Yes. These sites analyze your browser’s properties locally with JavaScript and display the results back to you — they don’t report your fingerprint to anti-bot vendors or flag your IP anywhere. They’re diagnostic tools built for exactly this use case, not surveillance tools.
What’s the easiest way to pass all bot detection tests?
Use a real, properly configured browser profile instead of a patched automation framework. Both a native desktop antidetect browser and a cloud browser session pass by default because there’s no WebDriver flag to hide and no inconsistent fingerprint to explain — they’re genuine browsers, not automated ones wearing a disguise.
Do I need a different browser profile for every account I manage?
Yes, if you want detection results on one account to stay contained to that account. Sharing a single fingerprint or IP across multiple accounts is one of the fastest ways to turn one flagged session into a mass ban, which is why session isolation between profiles matters as much as the fingerprint itself.
Does using a proxy affect my bot detection test results?
It can, in both directions. A residential proxy that matches your claimed timezone and location usually improves your Pixelscan consistency score, while a datacenter proxy with a poor reputation can trigger network-based detection even on an otherwise clean fingerprint. Always re-test after changing proxies, not just after changing browsers.

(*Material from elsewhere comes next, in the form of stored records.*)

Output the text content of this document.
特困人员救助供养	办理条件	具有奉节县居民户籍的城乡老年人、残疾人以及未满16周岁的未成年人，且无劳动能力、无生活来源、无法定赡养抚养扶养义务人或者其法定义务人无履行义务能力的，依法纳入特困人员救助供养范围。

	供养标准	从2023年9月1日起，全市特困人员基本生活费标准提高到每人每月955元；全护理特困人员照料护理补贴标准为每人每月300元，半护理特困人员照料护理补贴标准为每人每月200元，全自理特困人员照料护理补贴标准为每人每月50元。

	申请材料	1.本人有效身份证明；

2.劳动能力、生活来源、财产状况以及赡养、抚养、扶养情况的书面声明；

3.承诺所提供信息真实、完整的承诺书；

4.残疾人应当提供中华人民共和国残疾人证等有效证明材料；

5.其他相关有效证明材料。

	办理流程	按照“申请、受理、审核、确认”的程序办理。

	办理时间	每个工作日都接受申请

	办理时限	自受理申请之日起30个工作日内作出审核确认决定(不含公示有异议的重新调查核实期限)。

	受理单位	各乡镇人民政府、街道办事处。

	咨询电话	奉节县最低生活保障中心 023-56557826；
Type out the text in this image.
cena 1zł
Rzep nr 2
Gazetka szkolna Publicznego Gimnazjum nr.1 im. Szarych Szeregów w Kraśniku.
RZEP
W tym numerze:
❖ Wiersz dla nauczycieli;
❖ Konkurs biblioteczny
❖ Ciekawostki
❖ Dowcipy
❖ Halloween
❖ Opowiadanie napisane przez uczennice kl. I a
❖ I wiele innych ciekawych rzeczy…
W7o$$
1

Is the Automation API only useful for testing, or can I use it for real workflows?
Bot detection testing is just one use case. The same Automation API that lets you script a test run against Bot Sannysoft or CreepJS can drive the Sendwin Browser desktop app for any Selenium, Puppeteer, or Playwright workflow — scraping, QA, or repetitive account tasks — against a real browser profile instead of a stealth-patched one.